Introduction
Tennessee regulators have ordered three major prediction market platforms—Polymarket, Kalshi, and Crypto.com—to halt sports-related wagers and refund customers, escalating a legal battle over whether these markets constitute federally regulated event contracts or state-regulated gambling. The companies’ defiance of similar state bans and the massive financial stakes involved—with Kalshi alone processing $23.8 billion in sports market volume last year—set the stage for a jurisdictional clash that appears destined for the Supreme Court.
Key Points
- Tennessee's order requires refunds of all pending sports wagers by the end of the month, but the companies are expected to defy the directive.
- Kalshi's sports-related markets accounted for over 80% of its total business last year, with $23.8 billion in trading volume.
- State regulators cite lack of age verification, self-exclusion lists, and betting limits as key failures under Tennessee gambling rules.
The Tennessee Cease-and-Desist Order
The Tennessee Sports Wagering Council issued cease-and-desist letters to Polymarket, Kalshi, and Crypto.com on Friday, demanding an immediate halt to all sports-related prediction markets accessible to state residents. The order, reported by Decrypt, also requires the companies to refund any pending sports wagers to customers by the end of the month. This action represents Tennessee’s latest attempt to assert control over what it views as unlicensed sports betting operating within its borders.
In its justification, the Tennessee regulator highlighted the platforms’ failure to implement basic consumer protections mandated for gambling operators in the state. These include verifying that all participants are over 21 years old, providing self-exclusion lists for individuals struggling with gambling addiction, and instituting limits on betting amounts and time spent on the platforms. The state has threatened fines of up to $25,000 per violation against each company for non-compliance with its rules.
Industry Defiance and the Federal Regulation Argument
The three companies—Polymarket, Kalshi, and Crypto.com—are unlikely to comply with Tennessee’s directive, continuing a pattern of defiance against state-level bans. They have consistently argued, for months, that the sports prediction markets they operate are not gambling products under state law. Instead, they classify them as federally regulated “event contracts,” which they claim fall under the jurisdiction of the Commodity Futures Trading Commission (CFTC), not state gaming authorities.
This legal strategy has proven resilient. Other states, including Illinois, Connecticut, and Michigan, have moved to ban these platforms from offering sports prediction markets without complying with local gambling regulations. Despite these orders, Polymarket, Kalshi, and Crypto.com have continued their operations, creating a patchwork of unenforced state prohibitions. Representatives for the three companies did not immediately respond to requests for comment from Decrypt following the Tennessee action.
The economic incentive for this defiance is substantial, making the relatively modest state fines a calculated risk. Data from Dune analytics reveals the immense scale of the business at stake. In the last year alone, Kalshi saw over $23.8 billion in trading volume on its sports-related markets. This figure constitutes more than 80% of Kalshi’s total business, underscoring why the company and its peers are willing to fight state regulators in court.
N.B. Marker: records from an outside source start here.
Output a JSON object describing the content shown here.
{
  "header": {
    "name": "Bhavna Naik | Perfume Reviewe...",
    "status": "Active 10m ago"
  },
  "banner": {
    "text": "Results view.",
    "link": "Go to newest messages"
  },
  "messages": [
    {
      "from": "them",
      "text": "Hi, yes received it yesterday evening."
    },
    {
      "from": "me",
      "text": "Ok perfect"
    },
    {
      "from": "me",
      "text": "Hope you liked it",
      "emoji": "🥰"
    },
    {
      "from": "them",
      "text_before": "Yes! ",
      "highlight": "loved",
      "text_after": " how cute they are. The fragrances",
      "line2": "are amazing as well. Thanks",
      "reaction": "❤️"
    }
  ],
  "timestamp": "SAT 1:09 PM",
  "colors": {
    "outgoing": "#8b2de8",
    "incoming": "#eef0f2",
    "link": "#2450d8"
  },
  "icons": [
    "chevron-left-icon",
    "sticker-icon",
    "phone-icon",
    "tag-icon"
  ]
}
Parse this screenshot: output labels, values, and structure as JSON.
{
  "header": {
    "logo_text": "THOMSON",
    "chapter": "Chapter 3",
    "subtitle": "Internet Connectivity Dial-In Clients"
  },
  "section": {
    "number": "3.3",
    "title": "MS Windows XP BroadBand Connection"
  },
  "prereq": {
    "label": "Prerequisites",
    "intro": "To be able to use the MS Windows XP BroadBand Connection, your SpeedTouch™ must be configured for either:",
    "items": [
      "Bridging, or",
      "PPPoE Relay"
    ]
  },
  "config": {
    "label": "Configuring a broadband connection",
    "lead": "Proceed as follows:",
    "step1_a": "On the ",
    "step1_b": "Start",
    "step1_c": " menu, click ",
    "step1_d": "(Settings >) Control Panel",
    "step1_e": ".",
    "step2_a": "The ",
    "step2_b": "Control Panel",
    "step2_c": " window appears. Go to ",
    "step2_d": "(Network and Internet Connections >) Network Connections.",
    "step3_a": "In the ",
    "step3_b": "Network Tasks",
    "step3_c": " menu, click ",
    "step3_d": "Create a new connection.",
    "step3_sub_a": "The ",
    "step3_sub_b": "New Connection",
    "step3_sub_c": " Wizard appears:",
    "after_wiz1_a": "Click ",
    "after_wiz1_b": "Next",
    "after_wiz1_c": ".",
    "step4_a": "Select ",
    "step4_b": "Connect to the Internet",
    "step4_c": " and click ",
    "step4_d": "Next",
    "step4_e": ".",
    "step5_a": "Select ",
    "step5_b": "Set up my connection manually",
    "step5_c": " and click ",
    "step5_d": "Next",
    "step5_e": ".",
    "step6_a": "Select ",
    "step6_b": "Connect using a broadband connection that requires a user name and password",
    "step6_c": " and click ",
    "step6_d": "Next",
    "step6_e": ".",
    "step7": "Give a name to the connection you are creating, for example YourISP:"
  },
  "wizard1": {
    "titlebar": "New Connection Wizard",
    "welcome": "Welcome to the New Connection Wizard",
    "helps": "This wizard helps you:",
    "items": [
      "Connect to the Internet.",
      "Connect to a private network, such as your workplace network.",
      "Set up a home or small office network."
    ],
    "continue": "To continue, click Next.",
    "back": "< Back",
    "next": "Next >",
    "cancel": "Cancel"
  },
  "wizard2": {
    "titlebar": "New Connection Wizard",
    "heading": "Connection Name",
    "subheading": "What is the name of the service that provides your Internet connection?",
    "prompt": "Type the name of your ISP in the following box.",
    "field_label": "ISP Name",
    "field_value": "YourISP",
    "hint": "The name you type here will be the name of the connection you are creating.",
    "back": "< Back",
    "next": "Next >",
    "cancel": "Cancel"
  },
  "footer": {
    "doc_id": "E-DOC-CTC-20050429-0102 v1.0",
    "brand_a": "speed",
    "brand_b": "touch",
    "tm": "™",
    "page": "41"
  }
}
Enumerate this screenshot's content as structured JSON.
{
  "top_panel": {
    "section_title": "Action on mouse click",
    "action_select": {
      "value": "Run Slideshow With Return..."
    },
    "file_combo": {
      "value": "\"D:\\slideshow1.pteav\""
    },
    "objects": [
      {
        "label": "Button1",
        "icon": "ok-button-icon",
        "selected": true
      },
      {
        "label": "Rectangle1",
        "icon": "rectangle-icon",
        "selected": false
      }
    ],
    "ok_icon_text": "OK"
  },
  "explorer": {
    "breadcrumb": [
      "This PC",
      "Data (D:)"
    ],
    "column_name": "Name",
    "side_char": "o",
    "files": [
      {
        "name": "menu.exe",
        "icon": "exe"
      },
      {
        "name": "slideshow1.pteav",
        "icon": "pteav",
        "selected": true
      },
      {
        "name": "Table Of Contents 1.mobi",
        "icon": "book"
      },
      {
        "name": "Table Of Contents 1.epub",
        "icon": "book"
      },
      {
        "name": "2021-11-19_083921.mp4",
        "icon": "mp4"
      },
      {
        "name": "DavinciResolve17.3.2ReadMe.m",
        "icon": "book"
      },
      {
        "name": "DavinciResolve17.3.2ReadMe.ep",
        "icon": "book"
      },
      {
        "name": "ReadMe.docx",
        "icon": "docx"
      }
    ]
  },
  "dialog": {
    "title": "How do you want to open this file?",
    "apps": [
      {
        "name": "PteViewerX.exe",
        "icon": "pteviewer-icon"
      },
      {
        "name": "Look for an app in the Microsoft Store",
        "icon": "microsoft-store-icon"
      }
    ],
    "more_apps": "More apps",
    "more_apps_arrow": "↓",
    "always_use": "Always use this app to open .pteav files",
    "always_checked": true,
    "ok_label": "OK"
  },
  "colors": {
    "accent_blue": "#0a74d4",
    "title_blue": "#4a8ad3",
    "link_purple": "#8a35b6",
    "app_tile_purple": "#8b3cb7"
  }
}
The Path to a Supreme Court Showdown
The standoff in Tennessee is the latest escalation in a broader legal conflict over the jurisdictional authority governing prediction markets. As state regulators like the Tennessee Sports Wagering Council push to litigate these questions, the industry’s leading players have not been passive. They have proactively filed their own lawsuits seeking clarity on the regulatory framework, a move that legal observers believe is designed to fast-track the issue to the highest court in the land.
The core legal question—whether these digital platforms are offering illegal sports betting or legitimate, federally overseen financial contracts—remains unresolved. This ambiguity has allowed the “exploding, legally ambiguous industry,” as described in the source material, to operate in a grey area. The simultaneous legal pressure from multiple states and counter-suits from the companies creates the perfect conditions for a circuit split, where different federal appeals courts could issue conflicting rulings on the same fundamental issue.
Such a split is often the catalyst for Supreme Court review. The escalating clash between state sovereignty over gambling regulation and the companies’ claims of federal preemption is therefore poised to eventually head to the Supreme Court. A definitive ruling from the justices would finally determine whether platforms like Polymarket, Kalshi, and Crypto.com can operate nationwide under a federal banner or must seek licenses and comply with the gambling laws of all fifty states.